Il margine è la casa all’epoca della segregazione razziale, governata dalle donne nere come luogo di protezione dalla violenza razzista e di sviluppo di un senso del bello diverso dalla “grande arte” dei bianchi. La scelta di non dimenticare il margine una volta raggiunto il centro, come nella traiettoria dell’autrice che dal sud ghettizzato degli Stati Uniti è diventata un’importante teorica femminista, permette di continuare un percorso di lotta in campo estetico e politico, dando un nome allo sguardo delle spettatrici nere al cinema, promuovendo teorie estetiche che mettano in dialogo intellettuali e persone comuni oppure denunciando il sessismo interno alla stessa comunità nera.
Nei saggi di Elogio del margine, bell hooks ci mostra “scelte e luoghi” in cui si è svolta e si svolge la resistenza all’oppressione delle donne afroamericane in vista di una liberazione che coinvolge tutti, donne e uomini.
In Scrivere al buio, dialogo critico e allo stesso tempo intimo con Maria Nadotti, i temi chiave del pensiero di bell hooks, tra i quali la contestazione di quel femminismo bianco che rappresentando le donne come un’unica “casta” nega le differenze tra le donne stesse, vengono messi alla prova di argomenti ordinari: i rapporti familiari e di coppia, l’istruzione, l’uso del denaro, la pratica della scrittura. Il pensiero femminista nasce dall’esperienza personale di oppressione e deve perciò parlare alle donne di condizione meno agiata, non chiudersi in un linguaggio per pochi che consente il mantenimento dello status quo.
C’è un aspetto in particolare che ammiro di bell hooks: la sua capacità di sbrogliare la realtà e di renderla nuda davanti al suo sguardo femminista. Quante volte non sappiamo raccapezzarci nella complessità delle situazioni che sembrano rendere i nostri principi inapplicabili? Quante volte rimaniamo paralizatə davanti a eventi che non sappiamo come interpretare? Quante volte la nostra emotività grida offesa senza che riusciamo a tradurre in pensieri quell’indignazione?
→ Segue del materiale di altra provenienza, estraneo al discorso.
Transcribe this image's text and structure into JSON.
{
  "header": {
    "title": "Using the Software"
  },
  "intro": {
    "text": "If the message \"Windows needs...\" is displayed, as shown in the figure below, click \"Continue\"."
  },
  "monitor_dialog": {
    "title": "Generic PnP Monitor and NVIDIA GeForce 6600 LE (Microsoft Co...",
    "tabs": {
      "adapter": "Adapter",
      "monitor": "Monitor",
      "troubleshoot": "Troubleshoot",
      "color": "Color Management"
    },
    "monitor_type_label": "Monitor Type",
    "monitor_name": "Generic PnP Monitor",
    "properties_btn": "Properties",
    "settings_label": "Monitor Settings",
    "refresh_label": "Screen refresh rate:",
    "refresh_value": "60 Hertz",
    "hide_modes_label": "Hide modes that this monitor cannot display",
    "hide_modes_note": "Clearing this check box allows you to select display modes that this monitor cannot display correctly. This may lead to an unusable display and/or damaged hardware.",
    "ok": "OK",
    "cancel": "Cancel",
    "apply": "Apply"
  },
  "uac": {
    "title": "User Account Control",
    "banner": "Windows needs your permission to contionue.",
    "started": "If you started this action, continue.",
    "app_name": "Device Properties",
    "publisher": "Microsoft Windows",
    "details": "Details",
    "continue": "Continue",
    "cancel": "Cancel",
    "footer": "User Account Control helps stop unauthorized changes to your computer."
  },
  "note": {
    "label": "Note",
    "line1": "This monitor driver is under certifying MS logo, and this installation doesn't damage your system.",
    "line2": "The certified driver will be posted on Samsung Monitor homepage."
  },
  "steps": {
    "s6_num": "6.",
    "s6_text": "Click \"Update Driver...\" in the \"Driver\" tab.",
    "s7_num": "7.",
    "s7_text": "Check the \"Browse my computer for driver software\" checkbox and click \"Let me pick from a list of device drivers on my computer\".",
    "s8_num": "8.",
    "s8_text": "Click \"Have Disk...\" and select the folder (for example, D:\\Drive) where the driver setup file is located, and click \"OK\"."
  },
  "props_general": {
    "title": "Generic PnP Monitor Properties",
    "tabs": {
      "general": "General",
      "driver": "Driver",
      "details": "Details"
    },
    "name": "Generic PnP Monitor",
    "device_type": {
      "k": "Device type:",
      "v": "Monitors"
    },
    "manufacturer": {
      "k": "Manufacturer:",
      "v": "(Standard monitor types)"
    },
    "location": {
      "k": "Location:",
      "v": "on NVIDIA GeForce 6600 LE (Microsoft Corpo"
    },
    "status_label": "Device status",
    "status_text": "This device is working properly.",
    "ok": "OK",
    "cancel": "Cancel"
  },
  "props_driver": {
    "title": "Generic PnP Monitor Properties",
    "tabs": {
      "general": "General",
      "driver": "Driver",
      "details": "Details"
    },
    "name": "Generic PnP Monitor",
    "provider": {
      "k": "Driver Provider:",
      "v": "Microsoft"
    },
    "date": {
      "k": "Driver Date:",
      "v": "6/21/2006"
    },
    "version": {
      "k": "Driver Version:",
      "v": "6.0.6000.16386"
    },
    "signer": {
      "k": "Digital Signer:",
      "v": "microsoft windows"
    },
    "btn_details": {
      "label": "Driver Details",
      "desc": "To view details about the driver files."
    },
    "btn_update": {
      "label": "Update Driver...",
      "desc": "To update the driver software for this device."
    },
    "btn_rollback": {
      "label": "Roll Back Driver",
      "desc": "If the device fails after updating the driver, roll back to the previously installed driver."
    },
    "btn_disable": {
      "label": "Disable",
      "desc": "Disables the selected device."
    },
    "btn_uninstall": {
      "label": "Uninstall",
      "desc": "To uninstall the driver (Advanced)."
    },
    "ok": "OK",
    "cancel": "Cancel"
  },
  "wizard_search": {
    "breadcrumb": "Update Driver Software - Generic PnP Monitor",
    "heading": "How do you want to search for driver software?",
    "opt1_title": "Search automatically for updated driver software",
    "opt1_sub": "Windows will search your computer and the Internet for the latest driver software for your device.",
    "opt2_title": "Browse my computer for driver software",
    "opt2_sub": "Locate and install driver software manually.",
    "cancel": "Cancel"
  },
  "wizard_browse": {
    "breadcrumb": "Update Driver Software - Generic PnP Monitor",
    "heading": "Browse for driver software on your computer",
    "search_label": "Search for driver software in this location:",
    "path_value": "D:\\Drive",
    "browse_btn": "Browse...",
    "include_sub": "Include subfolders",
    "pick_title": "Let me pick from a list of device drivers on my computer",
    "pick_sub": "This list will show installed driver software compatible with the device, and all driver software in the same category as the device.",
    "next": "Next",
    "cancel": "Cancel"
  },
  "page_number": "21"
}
Ecco, bell hooks riusciva a tradurre nero su bianco tutta questa massa informe e a trasformarla in buone pratiche femministe. Si era faticosamente costruita la sua etica femminista e lasciava che questa la guidasse nella vita, nelle riflessioni e nei suoi contributi alla teoria femminista. È sempre riuscita a distinguere tra le chiacchiere e la prassi femminista, tra la solidarietà con l’enorme varietà delle esperienze delle donne e il desiderio di rifiutarne e punirne alcune, tra il rifiuto di ogni essenzialismo e la tentazione di semplificare riducendo tutto a definizioni standard.
bell hooks aveva una barra morale così dritta che sapeva discernere la sua strada anche quando la nebbia era fitta, anche quando la tiravano per la giacca perché dichiarasse di tifare una parte o per l’altra. Elogio del margine / Scrivere al buio fotografa un momento della vita di una donna che ha saputo rimanere aperta e curiosa verso nuove riflessioni e nuovi punti di vista, senza mai lasciarsene sopraffare, ma mantenendo ben chiaro nella mente che il suo nemico era il patriarcato capitalista suprematista bianco.
Se dovesse trovare un difetto in Elogio del margine vi direi che è nel suo radicamento nella cultura statunitense che, per noi italianə in alcuni punti può risultare un po’ oscuro. Di più facile lettura è sicuramente Scrivere al buio, una lunga intervista che Maria Nadotti, sua traduttrice in italiano, le ha fatto nel 1997 e che risulta a noi più comprensibile perché il pensiero di hooks viene mediato da una persona che conosce le specificità del nostro Paese. Il mio consiglio è di tenere d’occhio le librerie e di leggere le sue opere, visto che abbiamo il privilegio di vivere in un momento storico nel quale vengono ristampate e, in alcuni casi, tradotte per la prima volta: non fatevi sfuggire l’occasione di incontrare il pensiero cristallino.